Elizabeth Craig Writing | Pittsburgh-5.jpg

An actual one-sided conversation I’ve been known to have while excreting those weird bodily fluids while sitting on the toilet: “If you’re so smart, God, then why couldn’t you have created a body that didn’t need to do smelly and gross things? And don’t get me started on this once a month monsoon of blood and guts that is only a necessity a few times during an entire lifetime, if at all. You seriously did not think this through.”

Then I think about all the emotional leakages too. We come into this world not having a clue how it works. We’re molded, twisted, and contorted into what everyone thinks it means to be human. Then we pay loads of money to what are considered experts by who I have no idea to realize that we never did fit into that mold and now have to figure out what unique mold we do fit into. We read books and pay gurus to tell us, only to find out they don’t know either. After all the head-scratching, wandering confusion, ripping out of hair, and gnashing of teeth, we realize only we can figure that out, but we still don’t know how. We make it complicated in every way possible and spend a lifetime pondering our own little mysteries. If we’re lucky we arrive at the conclusion to keep it simple stupid and the answer was right there all along: we thought we had to find ourselves, but we then have the grand epiphany that we were never lost to begin with. 

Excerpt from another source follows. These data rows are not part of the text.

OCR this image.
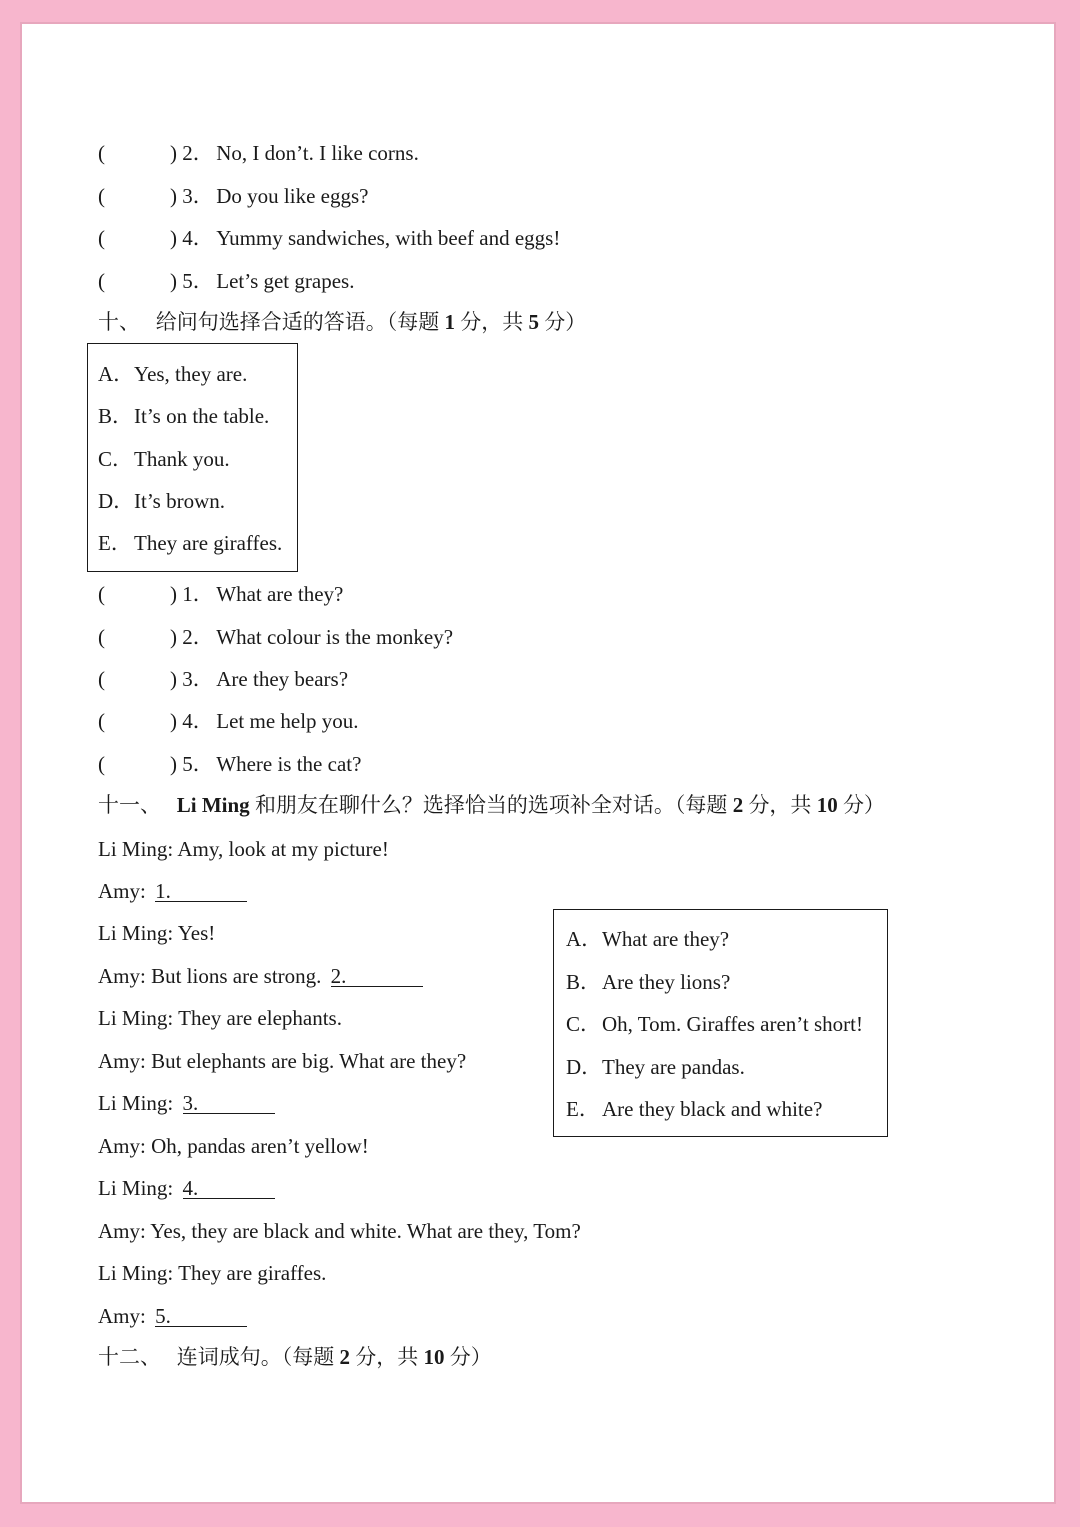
(	) 2． No, I don’t. I like corns.
(	) 3． Do you like eggs?
(	) 4． Yummy sandwiches, with beef and eggs!
(	) 5． Let’s get grapes.
十、 给问句选择合适的答语。（每题 1 分，共 5 分）
A．Yes, they are.
B．It’s on the table.
C．Thank you.
D．It’s brown.
E． They are giraffes.
(	) 1． What are they?
(	) 2． What colour is the monkey?
(	) 3． Are they bears?
(	) 4． Let me help you.
(	) 5． Where is the cat?
十一、 Li Ming 和朋友在聊什么？选择恰当的选项补全对话。（每题 2 分，共 10 分）
Li Ming: Amy, look at my picture!
Amy: 1.
Li Ming: Yes!
Amy: But lions are strong. 2.
Li Ming: They are elephants.
Amy: But elephants are big. What are they?
Li Ming: 3.
Amy: Oh, pandas aren’t yellow!
Li Ming: 4.
Amy: Yes, they are black and white. What are they, Tom?
Li Ming: They are giraffes.
Amy: 5.
A．What are they?
B．Are they lions?
C．Oh, Tom. Giraffes aren’t short!
D．They are pandas.
E． Are they black and white?
十二、 连词成句。（每题 2 分，共 10 分）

We think back on all the times we compared ourselves to other people, were embarrassed by all the times we were our most human, and wasted so much time in our self-inflicted misery and all we can do is shake our heads at our own stupidity.

I’m still firmly situated in between paragraph 3 and 4 so I have no idea what comes next but I’m seriously hoping it resembles something like Bilbo Baggins’ retirement to Rivendell to write books from the movie The Lord of the Rings. Who doesn’t want to spend the rest of their life with magical elves in a magical forest??

Then I think that maybe that’s why God created all the ooey-gooey stuff of bodies because that makes us sit on toilets and ponder all of life and our place in it.